Oil prices have continued to see a drop since last summer as an oversupply in the market has caused the price of crude to plummet, while major oil producers have yet to reduce the supply of oil. This has major implications for Canada and other countries with ambitions to develop resources such as Arctic oil and gas and oil sands. Canada has an economy largely based on Oil Sands extraction, and is also attempting to lay claim to its Arctic energy resources. Due to this, Canada is likely to be affected negatively by the drop in oil prices.
The energy sector accounts for nearly 10 percent of Canada’s GDP, and with crude oil accounting for over 40 percent of that, major drops in the price of crude oil threaten Canada’s economy. However, it is even worse than that. With normal crude oil production, producers could continue to operate with lower prices as they would continue to make a profit, but with oil sands production this is not necessarily the case. Oil Sands in Western Canada, specifically Alberta and Saskatchewan, make up over half of Canadian crude oil production.
Extracting oil from sand is a more involved, complicated, costly and dirtier process than extracting normal crude oil reserves. Rather than the usual drilling process, Oil Sand production requires that the oil sands be first removed from the ground and then processed so that they can be used. While there are several methods of doing this, each one comes at a greater cost, and with lower potential returns than conventional oil production. This means that to remain profitable Canada’s Oil Sand production requires high oil prices. In Canada, this means that projects that are in currently in production will become less profitable, while projects that are in development, or planned, could become infeasible.

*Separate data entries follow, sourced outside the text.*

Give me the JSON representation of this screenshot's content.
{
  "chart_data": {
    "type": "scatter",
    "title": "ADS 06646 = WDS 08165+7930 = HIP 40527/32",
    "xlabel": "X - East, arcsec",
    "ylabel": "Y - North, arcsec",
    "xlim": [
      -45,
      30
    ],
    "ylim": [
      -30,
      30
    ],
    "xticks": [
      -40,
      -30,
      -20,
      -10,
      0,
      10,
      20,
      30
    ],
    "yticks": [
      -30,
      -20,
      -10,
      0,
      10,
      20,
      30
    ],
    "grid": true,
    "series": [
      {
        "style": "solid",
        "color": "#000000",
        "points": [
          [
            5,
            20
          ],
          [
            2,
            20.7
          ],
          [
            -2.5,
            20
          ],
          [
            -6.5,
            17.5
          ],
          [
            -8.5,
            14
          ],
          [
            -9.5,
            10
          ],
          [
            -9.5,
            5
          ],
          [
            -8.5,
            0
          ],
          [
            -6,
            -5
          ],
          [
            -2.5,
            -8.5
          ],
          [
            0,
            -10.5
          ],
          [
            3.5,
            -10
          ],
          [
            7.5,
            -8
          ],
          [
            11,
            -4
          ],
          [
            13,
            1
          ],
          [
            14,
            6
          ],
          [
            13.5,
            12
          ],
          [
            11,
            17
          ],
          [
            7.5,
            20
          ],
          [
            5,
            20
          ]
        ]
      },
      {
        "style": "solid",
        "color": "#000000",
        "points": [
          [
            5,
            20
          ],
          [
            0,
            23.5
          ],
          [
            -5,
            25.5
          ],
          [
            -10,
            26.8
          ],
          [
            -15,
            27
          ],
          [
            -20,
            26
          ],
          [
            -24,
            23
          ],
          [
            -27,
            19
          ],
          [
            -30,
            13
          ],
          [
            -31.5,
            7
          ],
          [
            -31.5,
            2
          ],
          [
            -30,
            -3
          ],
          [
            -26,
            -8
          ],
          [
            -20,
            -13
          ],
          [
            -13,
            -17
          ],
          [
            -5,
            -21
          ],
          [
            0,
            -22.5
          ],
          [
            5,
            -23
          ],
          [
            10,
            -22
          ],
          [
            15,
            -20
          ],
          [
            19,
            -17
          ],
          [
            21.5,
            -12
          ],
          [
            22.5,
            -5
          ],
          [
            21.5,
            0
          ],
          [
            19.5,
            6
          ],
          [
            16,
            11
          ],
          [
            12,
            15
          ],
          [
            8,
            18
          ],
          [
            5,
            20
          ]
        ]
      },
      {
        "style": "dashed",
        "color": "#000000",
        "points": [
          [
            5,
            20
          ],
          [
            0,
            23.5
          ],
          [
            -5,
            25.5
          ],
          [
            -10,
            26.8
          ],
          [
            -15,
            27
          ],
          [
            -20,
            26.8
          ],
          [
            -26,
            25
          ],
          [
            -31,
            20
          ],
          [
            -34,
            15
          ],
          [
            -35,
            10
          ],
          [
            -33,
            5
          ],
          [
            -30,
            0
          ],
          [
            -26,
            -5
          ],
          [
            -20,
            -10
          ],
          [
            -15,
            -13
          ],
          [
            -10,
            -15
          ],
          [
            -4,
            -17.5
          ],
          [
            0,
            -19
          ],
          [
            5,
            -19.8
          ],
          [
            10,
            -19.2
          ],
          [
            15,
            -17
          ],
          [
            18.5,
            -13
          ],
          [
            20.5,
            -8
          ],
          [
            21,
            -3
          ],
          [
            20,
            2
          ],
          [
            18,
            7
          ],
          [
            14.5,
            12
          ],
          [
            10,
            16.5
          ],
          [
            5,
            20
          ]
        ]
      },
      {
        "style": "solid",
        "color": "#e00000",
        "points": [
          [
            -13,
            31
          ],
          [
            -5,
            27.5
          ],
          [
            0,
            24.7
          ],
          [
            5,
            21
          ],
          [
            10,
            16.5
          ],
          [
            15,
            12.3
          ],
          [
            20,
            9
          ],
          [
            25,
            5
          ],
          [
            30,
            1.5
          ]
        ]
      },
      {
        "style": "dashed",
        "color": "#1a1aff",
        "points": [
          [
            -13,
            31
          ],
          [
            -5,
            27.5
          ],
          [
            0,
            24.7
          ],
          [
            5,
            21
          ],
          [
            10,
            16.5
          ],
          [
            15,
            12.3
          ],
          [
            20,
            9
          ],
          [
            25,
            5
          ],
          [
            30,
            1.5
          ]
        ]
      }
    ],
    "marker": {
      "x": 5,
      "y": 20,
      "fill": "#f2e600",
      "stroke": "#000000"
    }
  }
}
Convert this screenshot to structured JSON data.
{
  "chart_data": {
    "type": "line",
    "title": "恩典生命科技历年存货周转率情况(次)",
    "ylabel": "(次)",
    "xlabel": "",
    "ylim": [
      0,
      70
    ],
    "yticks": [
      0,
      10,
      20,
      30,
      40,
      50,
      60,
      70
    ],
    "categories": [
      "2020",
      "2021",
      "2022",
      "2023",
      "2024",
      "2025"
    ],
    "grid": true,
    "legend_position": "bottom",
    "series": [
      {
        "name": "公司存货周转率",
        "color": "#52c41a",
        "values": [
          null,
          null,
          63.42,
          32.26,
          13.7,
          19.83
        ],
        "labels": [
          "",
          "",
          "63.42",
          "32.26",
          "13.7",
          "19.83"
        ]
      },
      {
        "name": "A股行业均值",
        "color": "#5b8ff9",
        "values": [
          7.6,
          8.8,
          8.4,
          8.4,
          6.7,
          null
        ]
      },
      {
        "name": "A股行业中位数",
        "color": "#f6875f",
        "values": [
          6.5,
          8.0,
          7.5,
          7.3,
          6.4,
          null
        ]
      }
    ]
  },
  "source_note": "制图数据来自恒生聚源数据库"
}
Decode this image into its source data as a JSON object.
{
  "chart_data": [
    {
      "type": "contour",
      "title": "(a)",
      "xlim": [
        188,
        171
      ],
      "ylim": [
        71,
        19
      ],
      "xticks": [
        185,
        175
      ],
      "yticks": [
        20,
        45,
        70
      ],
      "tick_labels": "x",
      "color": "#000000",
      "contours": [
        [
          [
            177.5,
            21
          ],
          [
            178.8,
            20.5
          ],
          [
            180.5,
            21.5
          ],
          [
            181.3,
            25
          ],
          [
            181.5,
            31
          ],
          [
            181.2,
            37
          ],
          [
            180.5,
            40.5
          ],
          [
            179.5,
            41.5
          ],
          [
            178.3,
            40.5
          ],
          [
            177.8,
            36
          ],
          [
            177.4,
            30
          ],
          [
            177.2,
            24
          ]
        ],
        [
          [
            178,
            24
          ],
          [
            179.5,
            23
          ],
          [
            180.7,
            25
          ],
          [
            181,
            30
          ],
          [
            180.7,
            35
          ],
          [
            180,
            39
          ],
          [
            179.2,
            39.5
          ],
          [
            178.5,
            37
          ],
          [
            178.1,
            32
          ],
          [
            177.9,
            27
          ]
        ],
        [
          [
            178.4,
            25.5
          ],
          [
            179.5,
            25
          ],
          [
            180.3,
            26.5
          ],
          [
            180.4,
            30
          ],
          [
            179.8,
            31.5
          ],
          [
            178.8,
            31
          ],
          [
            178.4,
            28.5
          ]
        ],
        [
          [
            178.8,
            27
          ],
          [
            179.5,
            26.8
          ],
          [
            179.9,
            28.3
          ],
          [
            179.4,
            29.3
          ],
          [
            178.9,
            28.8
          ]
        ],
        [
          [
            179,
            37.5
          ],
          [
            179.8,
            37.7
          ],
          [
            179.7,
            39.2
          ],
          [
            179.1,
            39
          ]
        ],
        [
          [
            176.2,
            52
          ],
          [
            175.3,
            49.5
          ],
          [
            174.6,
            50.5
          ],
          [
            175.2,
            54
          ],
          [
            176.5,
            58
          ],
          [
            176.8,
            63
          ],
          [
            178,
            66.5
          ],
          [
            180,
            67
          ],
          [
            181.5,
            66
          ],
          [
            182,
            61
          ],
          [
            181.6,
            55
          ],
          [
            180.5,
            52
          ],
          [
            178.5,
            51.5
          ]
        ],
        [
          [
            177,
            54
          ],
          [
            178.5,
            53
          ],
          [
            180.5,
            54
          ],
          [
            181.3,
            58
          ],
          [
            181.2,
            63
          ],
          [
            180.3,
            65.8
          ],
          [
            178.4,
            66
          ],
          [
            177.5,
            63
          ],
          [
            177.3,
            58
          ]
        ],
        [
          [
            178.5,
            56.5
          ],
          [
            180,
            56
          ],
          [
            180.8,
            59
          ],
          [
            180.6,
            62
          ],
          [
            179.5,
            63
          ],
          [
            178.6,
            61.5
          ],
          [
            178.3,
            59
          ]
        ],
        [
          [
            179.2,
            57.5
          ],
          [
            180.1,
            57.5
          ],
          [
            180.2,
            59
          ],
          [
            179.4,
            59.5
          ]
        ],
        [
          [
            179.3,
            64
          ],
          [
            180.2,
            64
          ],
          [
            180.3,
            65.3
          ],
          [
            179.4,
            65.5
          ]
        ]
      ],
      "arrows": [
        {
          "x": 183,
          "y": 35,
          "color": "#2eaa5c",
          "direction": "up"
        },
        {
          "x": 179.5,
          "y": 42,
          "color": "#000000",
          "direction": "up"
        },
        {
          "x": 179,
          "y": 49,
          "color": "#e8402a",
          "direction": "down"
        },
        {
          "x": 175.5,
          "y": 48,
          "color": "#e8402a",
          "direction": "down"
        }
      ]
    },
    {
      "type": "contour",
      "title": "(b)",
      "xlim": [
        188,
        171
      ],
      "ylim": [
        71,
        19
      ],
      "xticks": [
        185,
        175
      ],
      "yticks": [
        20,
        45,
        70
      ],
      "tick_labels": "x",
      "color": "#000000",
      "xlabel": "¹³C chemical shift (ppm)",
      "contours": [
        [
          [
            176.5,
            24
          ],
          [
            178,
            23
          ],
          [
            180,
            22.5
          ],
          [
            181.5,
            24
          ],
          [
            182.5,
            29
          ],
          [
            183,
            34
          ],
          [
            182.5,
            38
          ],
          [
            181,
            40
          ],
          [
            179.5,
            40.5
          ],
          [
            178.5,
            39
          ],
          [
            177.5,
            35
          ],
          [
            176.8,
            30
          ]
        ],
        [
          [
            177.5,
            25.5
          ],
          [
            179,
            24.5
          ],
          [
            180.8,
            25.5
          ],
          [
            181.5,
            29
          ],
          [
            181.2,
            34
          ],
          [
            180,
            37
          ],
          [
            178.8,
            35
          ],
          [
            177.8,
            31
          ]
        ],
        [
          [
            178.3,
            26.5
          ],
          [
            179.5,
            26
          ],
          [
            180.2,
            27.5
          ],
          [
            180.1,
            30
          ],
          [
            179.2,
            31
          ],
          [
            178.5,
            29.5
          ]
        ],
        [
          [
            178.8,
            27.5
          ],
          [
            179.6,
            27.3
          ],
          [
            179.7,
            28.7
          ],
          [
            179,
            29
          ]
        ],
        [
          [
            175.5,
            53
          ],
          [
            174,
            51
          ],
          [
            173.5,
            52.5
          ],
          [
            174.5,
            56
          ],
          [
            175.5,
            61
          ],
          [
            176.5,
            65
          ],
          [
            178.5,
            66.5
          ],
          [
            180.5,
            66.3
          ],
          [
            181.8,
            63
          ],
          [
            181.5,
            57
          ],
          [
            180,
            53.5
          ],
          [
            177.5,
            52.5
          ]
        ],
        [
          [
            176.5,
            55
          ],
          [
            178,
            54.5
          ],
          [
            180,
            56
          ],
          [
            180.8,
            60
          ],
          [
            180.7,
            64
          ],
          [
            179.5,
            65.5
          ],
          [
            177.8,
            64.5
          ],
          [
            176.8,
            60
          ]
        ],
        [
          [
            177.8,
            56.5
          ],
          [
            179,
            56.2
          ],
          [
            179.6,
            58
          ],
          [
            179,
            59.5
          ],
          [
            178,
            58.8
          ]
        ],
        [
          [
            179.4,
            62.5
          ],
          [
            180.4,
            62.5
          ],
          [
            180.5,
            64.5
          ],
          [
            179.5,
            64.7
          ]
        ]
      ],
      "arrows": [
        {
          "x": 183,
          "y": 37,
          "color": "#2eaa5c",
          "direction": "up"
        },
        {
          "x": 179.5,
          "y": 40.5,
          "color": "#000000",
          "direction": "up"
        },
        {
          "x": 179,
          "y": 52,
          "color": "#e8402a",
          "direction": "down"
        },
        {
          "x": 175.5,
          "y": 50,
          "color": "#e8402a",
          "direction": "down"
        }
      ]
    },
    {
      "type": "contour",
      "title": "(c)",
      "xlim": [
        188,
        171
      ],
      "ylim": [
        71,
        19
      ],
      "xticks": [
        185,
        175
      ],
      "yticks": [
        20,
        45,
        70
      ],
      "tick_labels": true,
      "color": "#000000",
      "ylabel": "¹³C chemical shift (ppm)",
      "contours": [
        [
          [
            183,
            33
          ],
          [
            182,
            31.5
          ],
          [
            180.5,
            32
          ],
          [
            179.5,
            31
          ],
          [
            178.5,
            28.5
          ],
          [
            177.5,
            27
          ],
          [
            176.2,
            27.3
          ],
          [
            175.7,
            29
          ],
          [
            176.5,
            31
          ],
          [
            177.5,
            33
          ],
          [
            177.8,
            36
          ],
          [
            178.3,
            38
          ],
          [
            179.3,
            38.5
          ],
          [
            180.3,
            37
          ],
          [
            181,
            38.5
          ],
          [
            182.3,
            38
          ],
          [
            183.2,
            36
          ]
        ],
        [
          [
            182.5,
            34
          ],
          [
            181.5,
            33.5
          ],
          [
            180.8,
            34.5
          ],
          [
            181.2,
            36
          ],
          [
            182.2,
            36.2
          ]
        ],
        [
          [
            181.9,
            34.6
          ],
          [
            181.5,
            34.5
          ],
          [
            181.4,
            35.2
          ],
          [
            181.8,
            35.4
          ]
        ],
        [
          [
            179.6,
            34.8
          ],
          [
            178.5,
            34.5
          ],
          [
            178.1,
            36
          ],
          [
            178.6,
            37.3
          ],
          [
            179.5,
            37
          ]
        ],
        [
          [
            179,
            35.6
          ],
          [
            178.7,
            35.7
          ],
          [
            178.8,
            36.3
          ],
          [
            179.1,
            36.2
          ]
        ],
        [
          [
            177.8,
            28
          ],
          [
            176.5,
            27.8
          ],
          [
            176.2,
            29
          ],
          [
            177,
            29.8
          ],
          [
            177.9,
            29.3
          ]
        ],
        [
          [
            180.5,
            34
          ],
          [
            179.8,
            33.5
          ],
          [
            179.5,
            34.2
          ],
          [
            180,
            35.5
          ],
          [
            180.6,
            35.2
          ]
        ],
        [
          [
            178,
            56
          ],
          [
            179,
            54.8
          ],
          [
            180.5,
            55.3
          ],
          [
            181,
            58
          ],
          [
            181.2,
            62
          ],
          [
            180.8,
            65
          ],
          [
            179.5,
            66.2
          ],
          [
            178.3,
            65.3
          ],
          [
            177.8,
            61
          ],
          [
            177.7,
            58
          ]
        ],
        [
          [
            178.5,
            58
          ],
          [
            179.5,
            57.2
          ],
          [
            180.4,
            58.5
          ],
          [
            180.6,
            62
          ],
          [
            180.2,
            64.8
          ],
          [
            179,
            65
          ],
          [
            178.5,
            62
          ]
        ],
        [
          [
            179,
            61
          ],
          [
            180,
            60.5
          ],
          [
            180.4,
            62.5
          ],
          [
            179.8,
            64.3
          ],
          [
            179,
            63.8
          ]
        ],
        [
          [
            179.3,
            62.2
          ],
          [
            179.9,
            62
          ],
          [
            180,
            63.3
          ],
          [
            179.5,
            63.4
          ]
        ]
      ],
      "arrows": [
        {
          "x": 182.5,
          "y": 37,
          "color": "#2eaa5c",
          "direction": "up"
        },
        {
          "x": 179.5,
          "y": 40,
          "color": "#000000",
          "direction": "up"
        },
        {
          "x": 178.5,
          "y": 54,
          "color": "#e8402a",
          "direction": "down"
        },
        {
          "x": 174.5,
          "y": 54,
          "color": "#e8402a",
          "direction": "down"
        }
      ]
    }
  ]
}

Nonetheless, because most Oil Sands production is already underway and will remain profitable, production is unlikely to stop. The areas where low oil prices are likely to do the most damage are those areas that are yet to be developed and where the expected costs of production are likely to be very high. One such area is Arctic oil production. Arctic oil production, even in more hospitable areas of the far north, is expected to require oil prices of USD 100 or above. With oil prices currently below USD 50 per barrel, any plans for Arctic drilling in the near future might be cancelled or delayed until prices rise. This is especially true with the low profitability of these resources currently. For example, Shell has already been facing difficulties with its operations in the Arctic waters near Alaska due to the high costs resulting from harsh Arctic weather.
While a decrease in Arctic oil production will come at some economic cost for Canada and the United States, it is actually Russia which is likely to suffer the most. This is because Russia has made large investments in developing Arctic oil production, and laying claim to Arctic oil resources. Russia sees developing Arctic oil production as a key national interest, as the energy sector makes up a large portion of Russia’s GDP. Oil and gas exports make up 50% of revenue for Russia’s federal budget, and 70% of its exports, so maintaining access to oil and gas is a vital national interest.
This dependence on energy revenue also means that Russia must maintain oil production levels as existing oil fields become depleted. For this reason Russia has been developing the Arctic, as its West Siberian oil fields, the source of most of its oil production, are becoming depleted. Russia’s strategy to compensate for this has been to start the development of Arctic oil reserves, and lay claim to areas likely to hold oil and gas deposits. However, if oil prices remain low for an extended period of time, this strategy will become infeasible economically, leaving Russia in a precarious situation.
Unfortunately for Russia, and anyone relying on plans to develop expensive Arctic oil resources, oil prices are likely to remain low into the near future, because there is an oversupply of oil in the market. Many producers will have to leave the market or decrease their production. However, the only single entity that can independently reduce its oil production enough to cause a significant increase in the price of oil is the Organization of the Petroleum Exporting Countries (OPEC), and currently OPEC appears to have no plans to do this. With Saudi Arabia, OPEC’s largest oil producer, able to maintain oil production at current prices for years to come, oil prices will most likely remain low until marginal producers are forced to leave the market, reducing the supply in the market.
This means that Canada and Russia are in difficult waters. Canadian Oil Sands production will become less profitable for the near future, and firms to develop Canadian Arctic oil will likely postpone their plans. Nonetheless, Russia, with its economy’s high dependence on oil and natural gas, and its reliance on Arctic oil to replace declining Siberian oil production, is most vulnerable to low oil prices, and will suffer the political and economic costs of declining oil revenues.